Тирадо обнял друга и энергично воскликнул:
– Да, это правда, Алонзо, но мы должны закалить себя в ней, сделаться сами тверды, как железо, которое из яркого пламени молодости погружают в ледяную воду! И поэтому прочь всякие сомнения и всякое недоверие! Я тоже откровенно скажу тебе, чего я желаю и в чем ты должен помочь мне!
Он вскочил и стал ходить по комнате. Потом остановился перед другом, посмотрел на него сверкающим взглядом и поспешно заговорил:
– Алонзо, я желаю… начать борьбу с инквизицией – я, отец и мать которого, благороднейшие люди на свете, погибли на костре инквизиции в то время, когда я еще лежал в колыбели; я, единственная сестра которого, чистейшее, лучезарное создание, умерла в инквизиторской тюрьме; я, которого эта инквизиция в ту пору, когда его мыслительные способности находились еще в младенческом состоянии, осудила стать монахом; я, который будучи просветлен словами моего учителя о нечестивости творящихся дел и проявив внутренний жар своей души несколькими невинными словами, подвергся неумолимому преследованию так называемого священного судилища и только чудом спасся от участи, постигшей всех моих близких… Да, я хочу зажечь всемирный пожар, который погубит это гнусное чудовище!
Собеседник Тирадо тоже привстал и с глубоким удивлением посмотрел на друга, говорившего столь твердо и спокойно, сколь пламенно и восторженно; но в его взгляде таился скептический вопрос: «Да, все это возвышенно и мощно – но кто же ты, слабый одинокий человек, чтобы сметь рассчитывать на успех там, где противником твоим будет великая мировая сила? Но Тирадо, словно угадав мысли друга, продолжал: – Я знаю, эта борьба для меня – борьба не на жизнь, а на смерть; но кому приходится смотреть в глаза смерти столь же часто, как и мне, того она перестала приводить в ужас.
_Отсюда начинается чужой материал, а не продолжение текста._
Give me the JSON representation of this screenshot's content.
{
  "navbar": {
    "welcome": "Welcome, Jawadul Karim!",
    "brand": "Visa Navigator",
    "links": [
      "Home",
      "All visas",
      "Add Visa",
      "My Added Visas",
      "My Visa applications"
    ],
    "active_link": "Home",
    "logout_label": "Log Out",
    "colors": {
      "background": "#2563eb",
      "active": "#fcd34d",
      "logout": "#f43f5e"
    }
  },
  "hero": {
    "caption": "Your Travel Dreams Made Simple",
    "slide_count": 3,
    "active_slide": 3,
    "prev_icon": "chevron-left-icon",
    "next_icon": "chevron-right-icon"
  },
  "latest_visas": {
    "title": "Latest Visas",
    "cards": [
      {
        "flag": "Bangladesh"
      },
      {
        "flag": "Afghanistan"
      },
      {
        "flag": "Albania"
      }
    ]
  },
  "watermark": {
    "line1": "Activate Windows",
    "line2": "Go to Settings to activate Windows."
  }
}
Я знаю, что восстаю не только против этих черных ряс и замаскированных лиц, не только против подземных темниц и таинственных судилищ, но кто бы ни были мои враги – король или герцог, соотечественник или чужеземец, какими бы цепями, какими бы клятвами ни был связан я с ними, – я разорву их, потому что эти люди разорвали мое сердце и разрывают священные узы, созданные самим Богом. Я знаю, что выступаю против великой, неограниченной силы, которая располагает храбрейшими войсками, в распоряжении которой сокровища обеих Индий… но, Алонзо, восходил ли ты когда-нибудь на снежные вершины Пиренеев? Там случается иногда, что порыв ветра, громкий звук или нога коршуна отделяют небольшой ком снега от покатой скалы, он летит вниз и увлекает за собой снежные массы – и они все более вырастают и мчатся все быстрее и быстрее, сметая все, что встречается у них на пути, навеки погребая под собой все, что находится там, внизу… Алонзо, я хочу быть этим порывом ветра, этим звуком, ногой этого коршуна, и пустить вниз маленький ком снега так, чтобы он, разрастясь в страшную лавину, разрушил и похоронил под собой гордое и ужасающее здание инквизиции!
Геррера по-прежнему не спускал глаз с друга, говорившего все с большей уверенностью, с торжествующей улыбкой на тонких губах.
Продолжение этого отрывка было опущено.